More than 650 assessments of species that occur in Crete are available in IUCN Red Lists. The download was two-fold, one for species data and one for species spatial occurrences.

Spatial data

EUROPEAN SOIL DATA CENTRE (ESDAC)

ESDAC hosts the European soil database which contains information about soils across Europe from satelite data as well as sampling data.

Copernicus Land Monitoring Service

Copernicus contains multiple remore sensing data that for example categorise the ecotypes of Crete.

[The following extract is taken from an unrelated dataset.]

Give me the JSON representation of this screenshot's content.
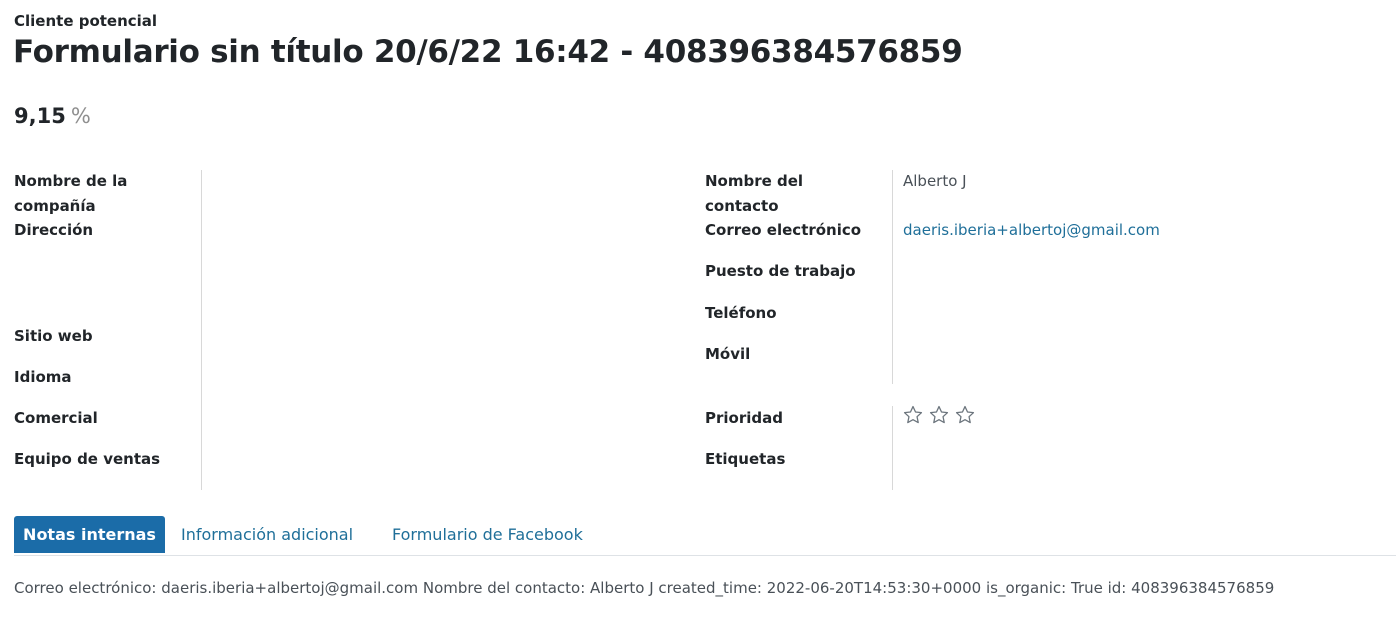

Harmonized World Soil Database v2.0

This dataset (HWSD2) has two files that are complementary:

  1. raster file with numerical values at 1 sp. km resolution (.bil format)
  2. a mdb file (microsoft access database) with tables containing the attributes

Data can be downloaded from here

The raster file is loaded to R terra package and is cropped to the bounding box of Crete.

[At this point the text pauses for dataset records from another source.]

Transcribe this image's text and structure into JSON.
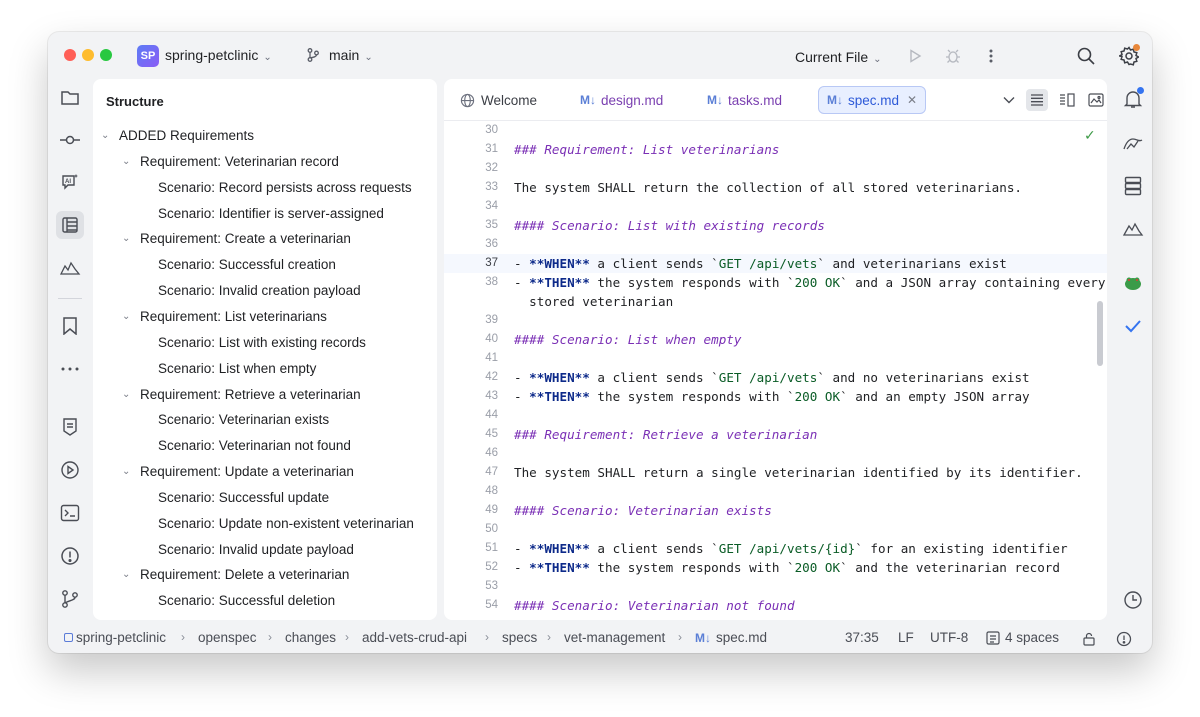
{
  "window": {
    "project_badge": "SP",
    "project_name": "spring-petclinic",
    "branch": "main",
    "run_config": "Current File"
  },
  "structure": {
    "title": "Structure",
    "items": [
      {
        "label": "ADDED Requirements",
        "level": 0,
        "expanded": true
      },
      {
        "label": "Requirement: Veterinarian record",
        "level": 1,
        "expanded": true
      },
      {
        "label": "Scenario: Record persists across requests",
        "level": 2
      },
      {
        "label": "Scenario: Identifier is server-assigned",
        "level": 2
      },
      {
        "label": "Requirement: Create a veterinarian",
        "level": 1,
        "expanded": true
      },
      {
        "label": "Scenario: Successful creation",
        "level": 2
      },
      {
        "label": "Scenario: Invalid creation payload",
        "level": 2
      },
      {
        "label": "Requirement: List veterinarians",
        "level": 1,
        "expanded": true
      },
      {
        "label": "Scenario: List with existing records",
        "level": 2
      },
      {
        "label": "Scenario: List when empty",
        "level": 2
      },
      {
        "label": "Requirement: Retrieve a veterinarian",
        "level": 1,
        "expanded": true
      },
      {
        "label": "Scenario: Veterinarian exists",
        "level": 2
      },
      {
        "label": "Scenario: Veterinarian not found",
        "level": 2
      },
      {
        "label": "Requirement: Update a veterinarian",
        "level": 1,
        "expanded": true
      },
      {
        "label": "Scenario: Successful update",
        "level": 2
      },
      {
        "label": "Scenario: Update non-existent veterinarian",
        "level": 2
      },
      {
        "label": "Scenario: Invalid update payload",
        "level": 2
      },
      {
        "label": "Requirement: Delete a veterinarian",
        "level": 1,
        "expanded": true
      },
      {
        "label": "Scenario: Successful deletion",
        "level": 2
      }
    ]
  },
  "editor": {
    "tabs": [
      {
        "label": "Welcome",
        "icon": "globe-icon",
        "active": false
      },
      {
        "label": "design.md",
        "icon": "markdown-icon",
        "active": false
      },
      {
        "label": "tasks.md",
        "icon": "markdown-icon",
        "active": false
      },
      {
        "label": "spec.md",
        "icon": "markdown-icon",
        "active": true
      }
    ],
    "md_badge": "M↓",
    "current_line": "37",
    "lines": [
      {
        "n": "30",
        "segs": []
      },
      {
        "n": "31",
        "segs": [
          {
            "t": "### Requirement: List veterinarians",
            "c": "h"
          }
        ]
      },
      {
        "n": "32",
        "segs": []
      },
      {
        "n": "33",
        "segs": [
          {
            "t": "The system SHALL return the collection of all stored veterinarians.",
            "c": ""
          }
        ]
      },
      {
        "n": "34",
        "segs": []
      },
      {
        "n": "35",
        "segs": [
          {
            "t": "#### Scenario: List with existing records",
            "c": "h"
          }
        ]
      },
      {
        "n": "36",
        "segs": []
      },
      {
        "n": "37",
        "segs": [
          {
            "t": "- ",
            "c": ""
          },
          {
            "t": "**WHEN**",
            "c": "b"
          },
          {
            "t": " a client sends `",
            "c": ""
          },
          {
            "t": "GET /api/vets",
            "c": "bk"
          },
          {
            "t": "` and veterinarians exist",
            "c": ""
          }
        ]
      },
      {
        "n": "38",
        "segs": [
          {
            "t": "- ",
            "c": ""
          },
          {
            "t": "**THEN**",
            "c": "b"
          },
          {
            "t": " the system responds with `",
            "c": ""
          },
          {
            "t": "200 OK",
            "c": "bk"
          },
          {
            "t": "` and a JSON array containing every",
            "c": ""
          }
        ]
      },
      {
        "n": "",
        "segs": [
          {
            "t": "  stored veterinarian",
            "c": ""
          }
        ]
      },
      {
        "n": "39",
        "segs": []
      },
      {
        "n": "40",
        "segs": [
          {
            "t": "#### Scenario: List when empty",
            "c": "h"
          }
        ]
      },
      {
        "n": "41",
        "segs": []
      },
      {
        "n": "42",
        "segs": [
          {
            "t": "- ",
            "c": ""
          },
          {
            "t": "**WHEN**",
            "c": "b"
          },
          {
            "t": " a client sends `",
            "c": ""
          },
          {
            "t": "GET /api/vets",
            "c": "bk"
          },
          {
            "t": "` and no veterinarians exist",
            "c": ""
          }
        ]
      },
      {
        "n": "43",
        "segs": [
          {
            "t": "- ",
            "c": ""
          },
          {
            "t": "**THEN**",
            "c": "b"
          },
          {
            "t": " the system responds with `",
            "c": ""
          },
          {
            "t": "200 OK",
            "c": "bk"
          },
          {
            "t": "` and an empty JSON array",
            "c": ""
          }
        ]
      },
      {
        "n": "44",
        "segs": []
      },
      {
        "n": "45",
        "segs": [
          {
            "t": "### Requirement: Retrieve a veterinarian",
            "c": "h"
          }
        ]
      },
      {
        "n": "46",
        "segs": []
      },
      {
        "n": "47",
        "segs": [
          {
            "t": "The system SHALL return a single veterinarian identified by its identifier.",
            "c": ""
          }
        ]
      },
      {
        "n": "48",
        "segs": []
      },
      {
        "n": "49",
        "segs": [
          {
            "t": "#### Scenario: Veterinarian exists",
            "c": "h"
          }
        ]
      },
      {
        "n": "50",
        "segs": []
      },
      {
        "n": "51",
        "segs": [
          {
            "t": "- ",
            "c": ""
          },
          {
            "t": "**WHEN**",
            "c": "b"
          },
          {
            "t": " a client sends `",
            "c": ""
          },
          {
            "t": "GET /api/vets/{id}",
            "c": "bk"
          },
          {
            "t": "` for an existing identifier",
            "c": ""
          }
        ]
      },
      {
        "n": "52",
        "segs": [
          {
            "t": "- ",
            "c": ""
          },
          {
            "t": "**THEN**",
            "c": "b"
          },
          {
            "t": " the system responds with `",
            "c": ""
          },
          {
            "t": "200 OK",
            "c": "bk"
          },
          {
            "t": "` and the veterinarian record",
            "c": ""
          }
        ]
      },
      {
        "n": "53",
        "segs": []
      },
      {
        "n": "54",
        "segs": [
          {
            "t": "#### Scenario: Veterinarian not found",
            "c": "h"
          }
        ]
      }
    ]
  },
  "statusbar": {
    "breadcrumbs": [
      "spring-petclinic",
      "openspec",
      "changes",
      "add-vets-crud-api",
      "specs",
      "vet-management",
      "spec.md"
    ],
    "position": "37:35",
    "line_ending": "LF",
    "encoding": "UTF-8",
    "indent": "4 spaces"
  }
}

The mdb file can be handled without Microsof Access through the MDB Tools. MDB tools is a set of programs to help you extract data from Microsoft Access files in various settings.

mdb-export -d "\t" HWSD2.mdb HWSD2_SMU > HWSD2_SMU.tsv

In addition, the WRB4 information is needed to categorise the soils in their taxonomy. The mapping of HWSD2 ids to WRB4 ids and description is contained in the D_WRB4 table of the HWSD2.mdb database.

mdb-export -d "\t" HWSD2.mdb D_WRB4 > HWSD2_D_WRB4.tsv

World Soil Information service

Download the latest data from the ISRIC and WoSIS soil spatial service from the Open Geospatial Consortium (OGC). The data are availoable from the Web Feature Service (WFS). The script get_wosis_crete.R retrieves the locations of soil samples in Crete.

HILDA+

Global land use change hildap_GLOB-v1.0 is a great dataset that combines historical and conteporary data to estimate the yearly changes of land use.